It wasn’t that long ago that the average price of gas fell below $3 a gallon. With the average price nationwide now standing at at $2.53 per gallon, it should come as no surprise that thirteen states have gas stations selling for less than $2, at least in some areas. The US is enjoying a holiday season reprieve from high prices seen as little as 6 months ago. As a nation, we have not seen prices this low since October 2009.
Oklahoma, Louisiana and Ohio have stations that are selling gas at $1.90 a gallon. With all the holiday driving that many people do, most people are actually smiling as they fill up their tanks. There are ten additional states that have prices lower than the two dollar mark as well – Alabama, Arizona, Colorado, Indiana, Mississippi, Missouri, Nebraska, New Mexico, Texas and Virginia. Missouri is the state with the lowest average price overall at $2.25. AAA reported some states have only one or two stations with prices this low, but that’s all it takes for other stations to follow to continue a trend.
The good news is these may not be the lowest prices we will see. Crude oil prices have dropped from $115 a barrel to under $58 a barrel. Three factors are causing the lack of demand for the supply. Saudi Arabia’s confidence in the market righting itself has caused them to refuse cutting back their production of crude oil. There is a slow down in construction and expansion in Europe and especially Asia, specifically China who has dominated a lot of the oil supply over the last decade. And last but not least – more fuel efficient cars that demand less gas have started to cause a small dent in how much the world uses in cars.
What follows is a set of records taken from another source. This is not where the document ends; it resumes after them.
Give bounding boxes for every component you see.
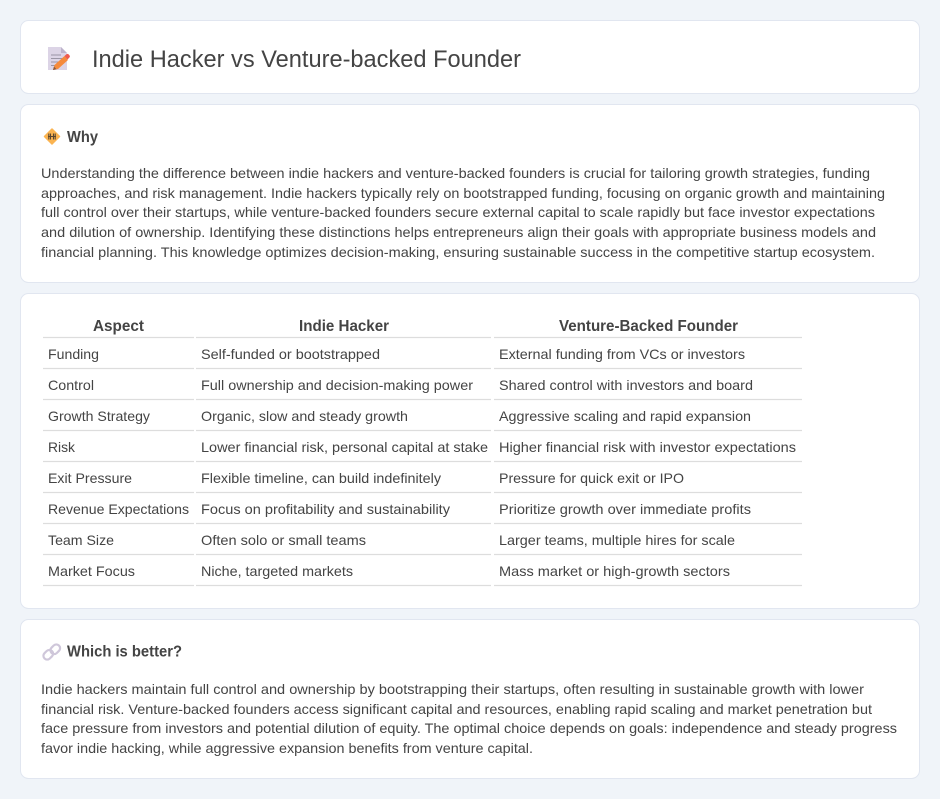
row: growth strategy: Organic, slow and steady growth [201, 408, 408, 424]
text block: why: financial planning. This knowledge optimizes decision-making, ensuring sustainable success in the competitive startup ecosystem. [41, 244, 875, 260]
row: team size: Team Size [48, 532, 114, 548]
row: market focus [48, 563, 730, 579]
row: market focus: Niche, targeted markets [201, 563, 353, 579]
row: market focus: Mass market or high-growth sectors [499, 563, 730, 579]
heading: why: Why [67, 129, 98, 146]
text block: which is better: Indie hackers maintain full control and ownership by bootstrapping their startups, often resulting in sustainable growth with lower [41, 681, 864, 697]
row: revenue expectations: Prioritize growth over immediate profits [499, 501, 751, 517]
table header [93, 318, 738, 335]
row: funding: External funding from VCs or investors [499, 346, 745, 362]
row: exit pressure [48, 470, 684, 486]
row: control: Full ownership and decision-making power [201, 377, 473, 393]
panel: which is better [20, 620, 920, 778]
text block: why: and dilution of ownership. Identifying these distinctions helps entrepreneurs align their goals with appropriate business models and [41, 224, 876, 240]
row: revenue expectations: Revenue Expectations [48, 501, 189, 517]
row: growth strategy: Aggressive scaling and rapid expansion [499, 408, 751, 424]
row: team size: Often solo or small teams [201, 532, 366, 548]
table header: Venture-Backed Founder [559, 318, 738, 335]
row: funding: Funding [48, 346, 99, 362]
row: revenue expectations: Focus on profitability and sustainability [201, 501, 450, 517]
text block: which is better [41, 681, 897, 756]
table header: Indie Hacker [299, 318, 389, 335]
row: revenue expectations [48, 501, 751, 517]
row: exit pressure: Pressure for quick exit or IPO [499, 470, 684, 486]
text block: why: full control over their startups, while venture-backed founders secure external capital to scale rapidly but face investor expectations [41, 204, 875, 220]
row: growth strategy [48, 408, 751, 424]
row: risk: Higher financial risk with investor expectations [499, 439, 796, 455]
row: market focus: Market Focus [48, 563, 135, 579]
title: Indie Hacker vs Venture-backed Founder [92, 46, 521, 73]
row: team size [48, 532, 735, 548]
text block: which is better: financial risk. Venture-backed founders access significant capital and resources, enabling rapid scaling and market penetration but [41, 701, 872, 717]
panel: why [20, 104, 920, 282]
row: team size: Larger teams, multiple hires for scale [499, 532, 735, 548]
icon: chain link [42, 643, 62, 661]
panel: comparison table [20, 294, 920, 608]
text block: why: approaches, and risk management. Indie hackers typically rely on bootstrapped funding, focusing on organic growth and maintaining [41, 185, 885, 201]
table header: Aspect [93, 318, 145, 335]
heading: which is better: Which is better? [67, 644, 182, 660]
text block: why: Understanding the difference between indie hackers and venture-backed founders is crucial for tailoring growth strategies, funding [41, 165, 870, 181]
row: risk: Risk [48, 439, 76, 455]
row: funding: Self-funded or bootstrapped [201, 346, 380, 362]
icon: warning diamond [44, 129, 60, 144]
row: exit pressure: Exit Pressure [48, 470, 132, 486]
panel: header [20, 20, 920, 94]
row: control: Control [48, 377, 94, 393]
row: exit pressure: Flexible timeline, can build indefinitely [201, 470, 441, 486]
text block: which is better: face pressure from investors and potential dilution of equity. The optimal choice depends on goals: independence and steady progress [41, 720, 897, 736]
row: control [48, 377, 753, 393]
icon: memo with pencil [48, 47, 70, 70]
text block: why [41, 165, 885, 260]
row: growth strategy: Growth Strategy [48, 408, 150, 424]
text block: which is better: favor indie hacking, while aggressive expansion benefits from venture capital. [41, 740, 533, 756]
row: control: Shared control with investors and board [499, 377, 753, 393]
row: risk [48, 439, 796, 455]
row: risk: Lower financial risk, personal capital at stake [201, 439, 488, 455]
row: funding [48, 346, 745, 362]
With it appearing there’s no stopping gas prices from continuing to fall, consumers are starting to spend more this holiday season. As retail spending rises, more jobs may be created to off-set the possible job losses from the United States shale oil production market.
The low prices also entice people to travel more, at least by car. It may not be the same for plane travel (at least not yet) as the falling oil prices have yet to yield lower plane ticket prices. If enough people opt for their cars, it may not be long before public pressure causes airlines to look at their pricing structures as well.